I tuned him out, mostly to keep from registering my disgust. I am an expert on The Ten the way Scott Fowler is a member of the Beach Boys. Drama had been hired to kill the man I'd been hired to protect, and the fact was, I didn't like talking about her, and neither did any of my partners. We'd miraculously survived the experience without harm, without losing life or limb. Mentioning her name at times seemed a little too much like tempting fate, as if she might be summoned from the depths where she slept to wreak havoc on all of our lives once more.

The Ten were stone-cold killers, ghosts of the modern world who murdered without pause or flaw, without politics or emotion to cloud their judgment. They did what they did for money, and they were good enough that they commanded millions for their services. Nearly nothing was known about them but for a handful of code names, a cloud of rumors, and a few very anemic and dubious facts. Even the name "The Ten" was misleading, since it referred to a theoretical ten best, and nobody in their line of work was particularly interested in providing an accurate census. There could be three or five or fifty of them, for all anybody knew.

People don't like to admit it, but death and killing have long been part of how power travels, how governments do business. The Ten were the logical and inevitable result of that; each had undoubtedly been trained by governmental or military programs, had learned his craft in service to a country or agency before going rogue. Which meant that, in some cases, the organizations hunting members of The Ten would be counting on the same people who had created the members of The Ten; and if the data those people provided wasn't accurate, or forthcoming, or useful, that was hardly a surprise. It made The Ten all that more dangerous, because in the face of total lack of knowledge, the few facts that might be discovered would almost always be viewed as suspect.
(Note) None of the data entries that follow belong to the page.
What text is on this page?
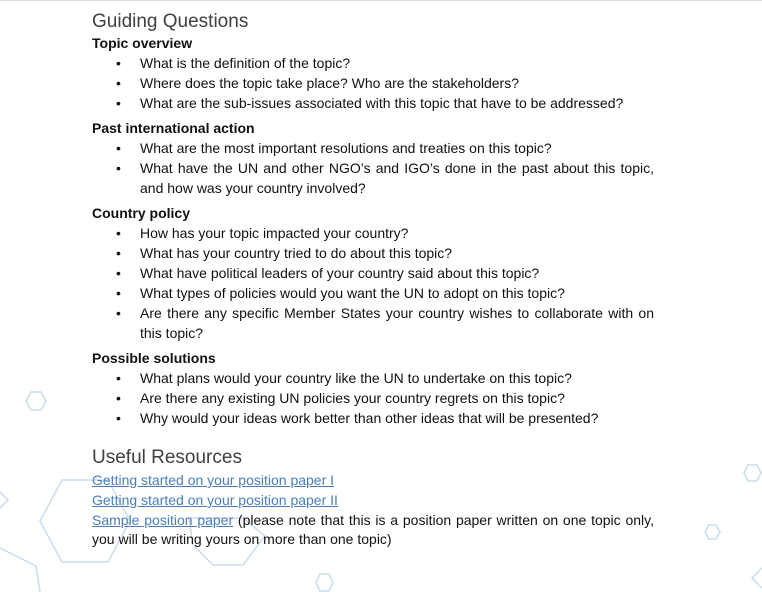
Guiding Questions
Topic overview
• What is the definition of the topic?
• Where does the topic take place? Who are the stakeholders?
• What are the sub-issues associated with this topic that have to be addressed?
Past international action
• What are the most important resolutions and treaties on this topic?
• What have the UN and other NGO’s and IGO’s done in the past about this topic, and how was your country involved?
Country policy
• How has your topic impacted your country?
• What has your country tried to do about this topic?
• What have political leaders of your country said about this topic?
• What types of policies would you want the UN to adopt on this topic?
• Are there any specific Member States your country wishes to collaborate with on this topic?
Possible solutions
• What plans would your country like the UN to undertake on this topic?
• Are there any existing UN policies your country regrets on this topic?
• Why would your ideas work better than other ideas that will be presented?
Useful Resources
Getting started on your position paper I
Getting started on your position paper II
Sample position paper (please note that this is a position paper written on one topic only, you will be writing yours on more than one topic)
Worst of all, most of the time you never knew one of The Ten was coming until he or she had already gone, until the body was cold, and even then, maybe not. Got a witness you need to keep from testifying? Oh, look… he had an AMI in his sleep, how convenient. Member of parliament making things difficult for your business? Wouldn't be that same Right Honorable Gentleman who was found dead in his apartment, naked, with the body of his young lover, would it? Car crashes, fatal falls, mysterious illnesses, unexplained disappearances, tragic fires… The Ten could create them, it seemed, on demand.

Drama was one of them, and she scared the shit out of me. The only reason that Dale and Corry and Natalie and I hadn't blown town and taken to living in shacks in Antarctica after our encounter with her was that we knew it wouldn't do us a damn bit of good.

If Drama wanted us dead, we were dead.

Just the same, in the first weeks after protecting Pugh, all of us lived in perpetual paranoia. Natalie went to France for a month, saying she'd been meaning to get back to Paris ever since she'd lived there her junior year of college. Corry took his wife and son to visit family in Ecuador; Dale and his lover, Ethan, spent four weeks driving cross-country "in search of America." I stayed in the city, trying to pretend that everything was normal.